In an article with the headline “Thais in turmoil over Prince Charmless,” the Sunday Times attempted to shed some light on Vajiralongkorn’s playboy image by visiting Tutzing, Germany, where the Crown Prince had bought a mansion in 2015. The piece said that his “lavish, jet-setting lifestyle – and love of women, fast cars and poodles – had raised doubts about his suitability as the next king, let alone as controller of one of the world’s greatest royal fortunes, an estimated £25bn in property alone”. Foo Foo, his poodle, his dog (which died in 2016 and was given four days of Buddhist rites) was appointed air chief marshall it noted.
But within Thailand most are fearful of sharing their true views of Vajiralongkorn as a result of the military strictly enforcing lese majeste, a law which punishes severely any criticism of the monarchy. Article 112 of the Thai Criminal Code states: “Whoever defames, insults or threatens the King, Queen, the Heirapparent or the Regent, shall be punished with imprisonment of three to fifteen years.”
When I visited a temple, I heard a tourist ask their guide what people thought of the new king. “He’s fine,” she replied before quickly changing the subject.
Thailand is a country where speaking the truth is not permitted, where people are jailed for simply stating objective facts. That was the conclusion of experienced journalist Macgregor Marshall in his 2014 book. “The only way for Thais to solve their tragic political conflict and find a way to heal society’s divisions is for the country’s people to talk, openly and without fear,” he wrote.
While the Economist described Macgregor Marshall’s volume as “a brilliant book,” the National Police Chief of Thailand considered it “a danger to national security and peaceful and orderly society.” Anyone bringing a copy of a Kingdom in Crisis into the country faces three years in jail.
Looking to the future
After 70 years on the throne, it was perhaps to be expected that Bhumibol’s death last year would make headlines around the world. Despite many unhappy in the aftermath of the events of 2006 few seemed willing to criticise him publicly. Yes, the regime prevents its people from speaking the truth, but at the same time perhaps there really was some genuine affection for him?

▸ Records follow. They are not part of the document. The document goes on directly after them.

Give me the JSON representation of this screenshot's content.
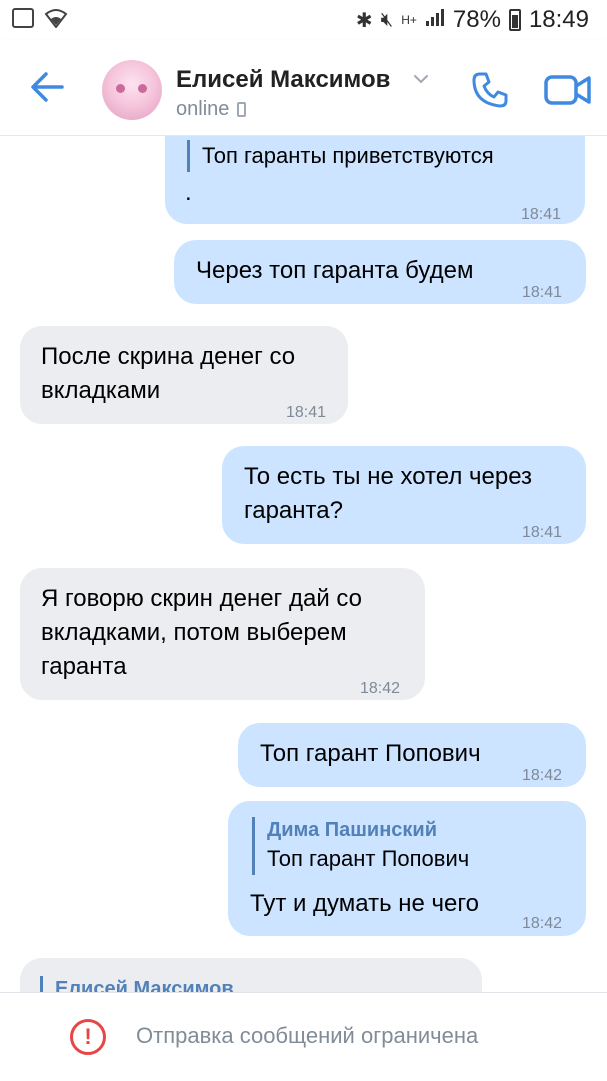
{
  "status_bar": {
    "battery": "78%",
    "time": "18:49",
    "signal": "H+"
  },
  "header": {
    "name": "Елисей Максимов",
    "status": "online"
  },
  "messages": [
    {
      "dir": "out",
      "quote_text": "Топ гаранты приветствуются",
      "text": ".",
      "time": "18:41"
    },
    {
      "dir": "out",
      "text": "Через топ гаранта будем",
      "time": "18:41"
    },
    {
      "dir": "in",
      "line1": "После скрина денег со",
      "line2": "вкладками",
      "time": "18:41"
    },
    {
      "dir": "out",
      "line1": "То есть ты не хотел через",
      "line2": "гаранта?",
      "time": "18:41"
    },
    {
      "dir": "in",
      "line1": "Я говорю скрин денег дай со",
      "line2": "вкладками, потом выберем",
      "line3": "гаранта",
      "time": "18:42"
    },
    {
      "dir": "out",
      "text": "Топ гарант Попович",
      "time": "18:42"
    },
    {
      "dir": "out",
      "quote_author": "Дима Пашинский",
      "quote_text": "Топ гарант Попович",
      "text": "Тут и думать не чего",
      "time": "18:42"
    },
    {
      "dir": "in",
      "quote_author": "Елисей Максимов"
    }
  ],
  "bottom_bar": {
    "warning": "Отправка сообщений ограничена"
  },
  "colors": {
    "accent": "#5181b8",
    "outgoing_bubble": "#cce4ff",
    "incoming_bubble": "#ebedf0",
    "warning": "#e64646"
  },
  "icons": [
    "image-icon",
    "wifi-icon",
    "bluetooth-icon",
    "mute-icon",
    "signal-icon",
    "battery-icon",
    "back-arrow-icon",
    "chevron-down-icon",
    "mobile-device-icon",
    "phone-icon",
    "video-call-icon",
    "warning-icon"
  ]
}
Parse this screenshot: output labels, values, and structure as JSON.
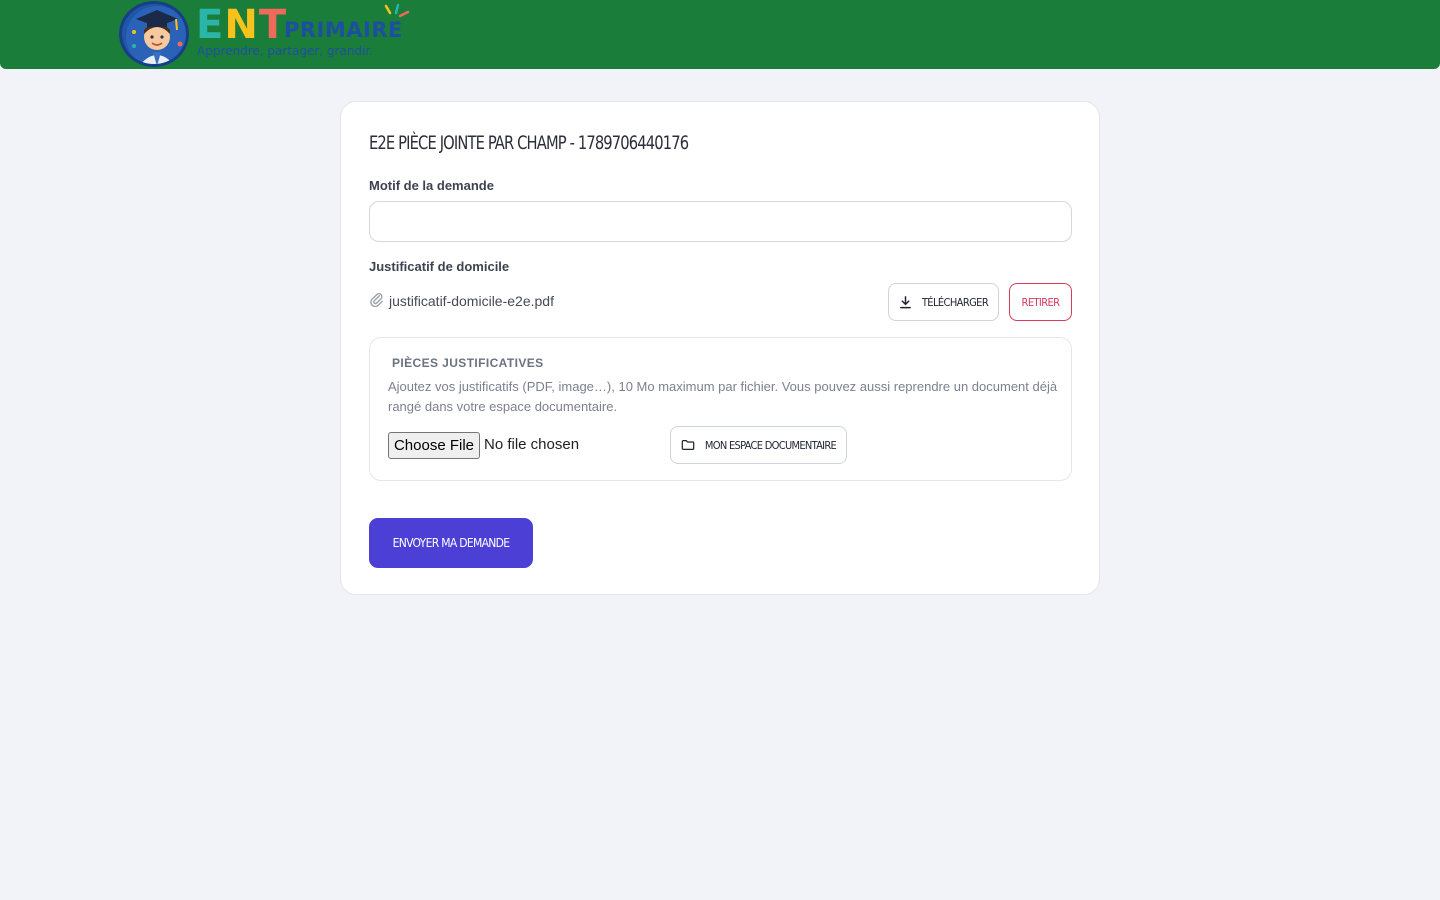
{
  "brand": {
    "logo_letters": [
      "E",
      "N",
      "T"
    ],
    "logo_sub": "PRIMAIRE",
    "tagline": "Apprendre, partager, grandir."
  },
  "form": {
    "title": "E2E pièce jointe par champ - 1789706440176",
    "motif_label": "Motif de la demande",
    "motif_value": "",
    "justificatif_label": "Justificatif de domicile",
    "attached_file": "justificatif-domicile-e2e.pdf",
    "download_label": "Télécharger",
    "remove_label": "Retirer",
    "pieces": {
      "title": "PIÈCES JUSTIFICATIVES",
      "description": "Ajoutez vos justificatifs (PDF, image…), 10 Mo maximum par fichier. Vous pouvez aussi reprendre un document déjà rangé dans votre espace documentaire.",
      "choose_file_label": "Choose File",
      "no_file_label": "No file chosen",
      "space_button_label": "Mon espace documentaire"
    },
    "submit_label": "Envoyer ma demande"
  },
  "colors": {
    "header": "#1b7d3a",
    "primary": "#4c3fd6",
    "danger": "#d63b5a",
    "background": "#f1f3f8"
  },
  "icons": {
    "download": "download-icon",
    "folder": "folder-icon",
    "attachment": "paperclip-icon"
  }
}
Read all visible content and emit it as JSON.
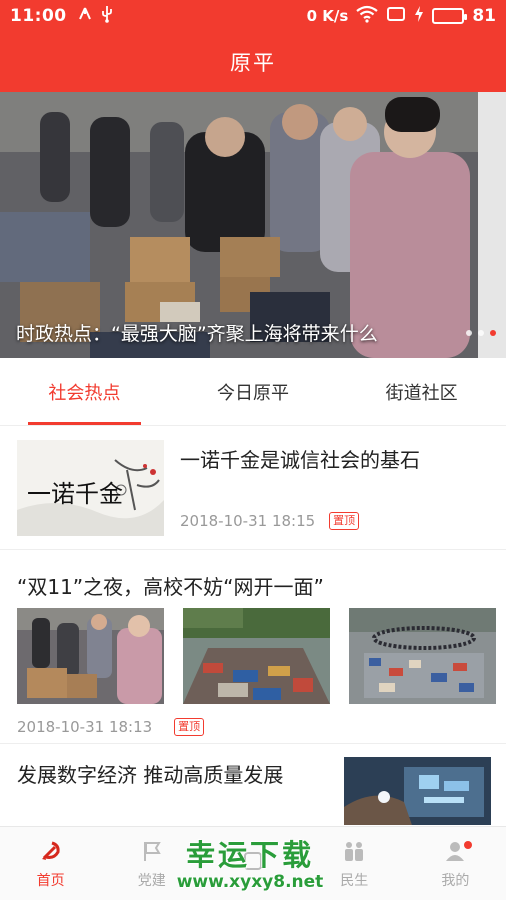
{
  "status_bar": {
    "time": "11:00",
    "network_speed": "0 K/s",
    "battery_level": "81",
    "battery_color": "#3ddc4a"
  },
  "header": {
    "title": "原平"
  },
  "banner": {
    "caption": "时政热点：“最强大脑”齐聚上海将带来什么",
    "slide_count": 3,
    "active_slide": 3
  },
  "tabs": [
    {
      "label": "社会热点",
      "active": true
    },
    {
      "label": "今日原平",
      "active": false
    },
    {
      "label": "街道社区",
      "active": false
    }
  ],
  "articles": [
    {
      "headline": "一诺千金是诚信社会的基石",
      "date": "2018-10-31 18:15",
      "badge": "置顶",
      "thumb_text": "一诺千金"
    },
    {
      "headline": "“双11”之夜，高校不妨“网开一面”",
      "date": "2018-10-31 18:13",
      "badge": "置顶"
    },
    {
      "headline": "发展数字经济 推动高质量发展"
    }
  ],
  "bottom_nav": [
    {
      "label": "首页",
      "icon": "party-emblem-icon",
      "active": true
    },
    {
      "label": "党建",
      "icon": "flag-icon",
      "active": false
    },
    {
      "label": "",
      "icon": "center-icon",
      "active": false
    },
    {
      "label": "民生",
      "icon": "people-icon",
      "active": false
    },
    {
      "label": "我的",
      "icon": "user-icon",
      "active": false
    }
  ],
  "watermark": {
    "main": "幸运下载",
    "url": "www.xyxy8.net"
  },
  "colors": {
    "brand_red": "#f23b2f",
    "text_primary": "#222222",
    "text_muted": "#999999"
  }
}
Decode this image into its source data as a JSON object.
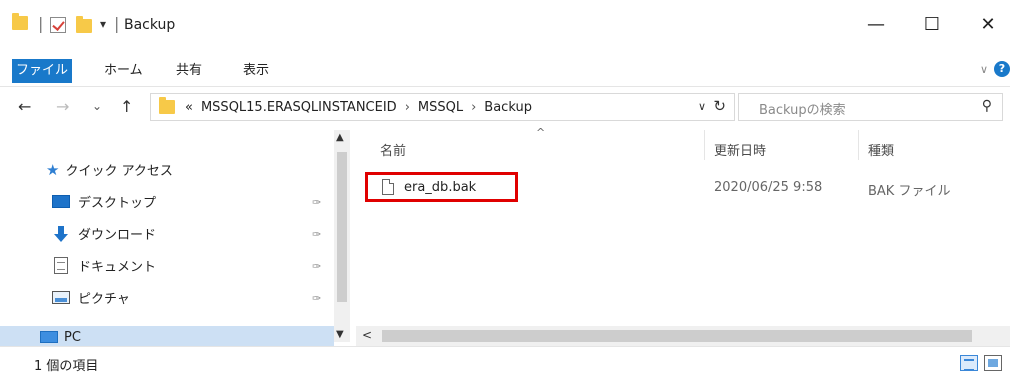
{
  "window": {
    "title": "Backup",
    "title_separator": "|",
    "qa_dropdown": "▾",
    "minimize": "—",
    "maximize": "☐",
    "close": "✕"
  },
  "ribbon": {
    "tabs": [
      {
        "label": "ファイル",
        "active": true
      },
      {
        "label": "ホーム"
      },
      {
        "label": "共有"
      },
      {
        "label": "表示"
      }
    ],
    "expand": "∨",
    "help": "?"
  },
  "address": {
    "back": "←",
    "forward": "→",
    "recent": "⌄",
    "up": "↑",
    "overflow": "«",
    "crumbs": [
      "MSSQL15.ERASQLINSTANCEID",
      "MSSQL",
      "Backup"
    ],
    "crumb_sep": "›",
    "dropdown": "∨",
    "refresh": "↻"
  },
  "search": {
    "placeholder": "Backupの検索",
    "icon": "⚲"
  },
  "nav_pane": {
    "quick_access": "クイック アクセス",
    "items": [
      {
        "label": "デスクトップ",
        "icon": "desktop-icon"
      },
      {
        "label": "ダウンロード",
        "icon": "download-icon"
      },
      {
        "label": "ドキュメント",
        "icon": "document-icon"
      },
      {
        "label": "ピクチャ",
        "icon": "pictures-icon"
      }
    ],
    "pin_glyph": "✑",
    "this_pc": "PC"
  },
  "file_list": {
    "columns": [
      "名前",
      "更新日時",
      "種類"
    ],
    "sort_arrow": "^",
    "files": [
      {
        "name": "era_db.bak",
        "modified": "2020/06/25 9:58",
        "type": "BAK ファイル",
        "highlighted": true
      }
    ]
  },
  "scroll": {
    "up": "▲",
    "down": "▼",
    "left": "<"
  },
  "status": {
    "item_count": "1 個の項目"
  },
  "colors": {
    "accent": "#1979ca",
    "highlight_box": "#e00000",
    "selected_row": "#cde0f4"
  }
}
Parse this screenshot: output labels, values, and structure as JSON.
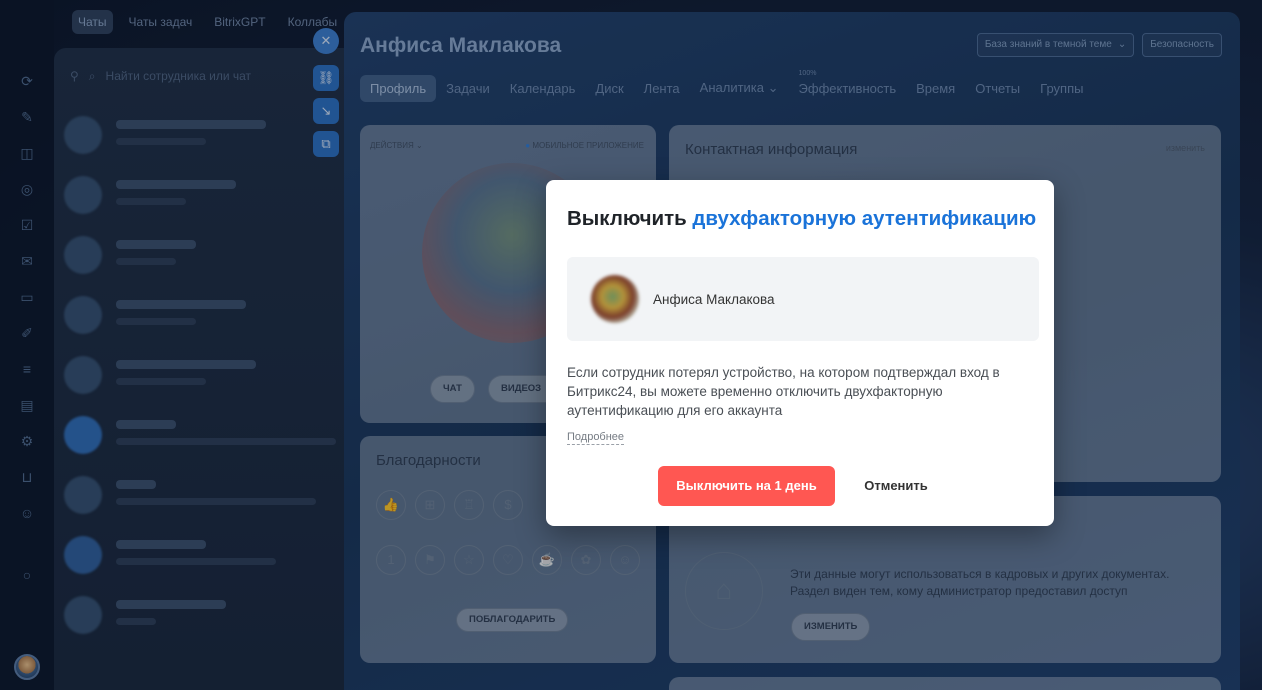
{
  "chat_tabs": [
    "Чаты",
    "Чаты задач",
    "BitrixGPT",
    "Коллабы"
  ],
  "chat_search": {
    "placeholder": "Найти сотрудника или чат"
  },
  "profile": {
    "title": "Анфиса Маклакова",
    "top_buttons": {
      "knowledge_base": "База знаний в темной теме",
      "security": "Безопасность"
    },
    "nav": [
      {
        "label": "Профиль"
      },
      {
        "label": "Задачи"
      },
      {
        "label": "Календарь"
      },
      {
        "label": "Диск"
      },
      {
        "label": "Лента"
      },
      {
        "label": "Аналитика"
      },
      {
        "label": "Эффективность",
        "sup": "100%"
      },
      {
        "label": "Время"
      },
      {
        "label": "Отчеты"
      },
      {
        "label": "Группы"
      }
    ],
    "actions_label": "ДЕЙСТВИЯ",
    "mobile_app_label": "МОБИЛЬНОЕ ПРИЛОЖЕНИЕ",
    "chat_button": "ЧАТ",
    "video_button": "ВИДЕОЗ",
    "contact_card_title": "Контактная информация",
    "contact_edit": "изменить",
    "thanks_title": "Благодарности",
    "thank_button": "ПОБЛАГОДАРИТЬ",
    "hr_text": "Эти данные могут использоваться в кадровых и других документах. Раздел виден тем, кому администратор предоставил доступ",
    "hr_edit_button": "ИЗМЕНИТЬ"
  },
  "modal": {
    "title_prefix": "Выключить",
    "title_accent": "двухфакторную аутентификацию",
    "user_name": "Анфиса Маклакова",
    "description": "Если сотрудник потерял устройство, на котором подтверждал вход в Битрикс24, вы можете временно отключить двухфакторную аутентификацию для его аккаунта",
    "more_link": "Подробнее",
    "primary_button": "Выключить на 1 день",
    "cancel_button": "Отменить",
    "accent_color": "#1a73d9",
    "primary_color": "#ff5752"
  }
}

Macgregor Marshall suggested in his 2014 book that many of Thailand’s elite didn’t want Vajiralongkorn to succeed his father. They saw him as corrupt and a womaniser, so some went to considerable lengths to sabotage his succession.
But now with his coronation due to take place at some point this year, it seems the ruling junta, which seized power in 2014, will go to any lengths to protect the position of the Crown Prince. The regime even targeted critics who resided abroad. And they reacted strongly to a BBC profile of Vajiralongkorn that questioned his fitness to rule and anyone trying to access the article in Thailand was told access was denied because it contained “inappropriate information.”
Writing in 2014, before the king Bhumibol’s death, Macgregor Marshall said there were “widespread expectations that the succession will unleash a period of severe conflict and instability. But in fact, while it is highly possible that violence will erupt in the days and weeks after Rama IX dies, it is likely to lead to a greater period of stability. Thailand cannot be at peace while he is alive. Only his death can bring the kingdom’s crisis towards a resolution.”
There haven’t yet been the widespread street protests that some predicted would occur when Bhumibol died. And any dissent over the succession of the Crown Prince, was dealt with harshly by the junta. But how long can the suppression of the new king’s critics continue? What happens in the coming months in the Land of Smiles could prove extremely interesting for outside observers.
But while Thai people mourn, for the backpackers on Khao San Road, the party goes on. Despite the apparent sadness at the king’s passing, the last thing the government wants to do is destroy all-important tourism industry.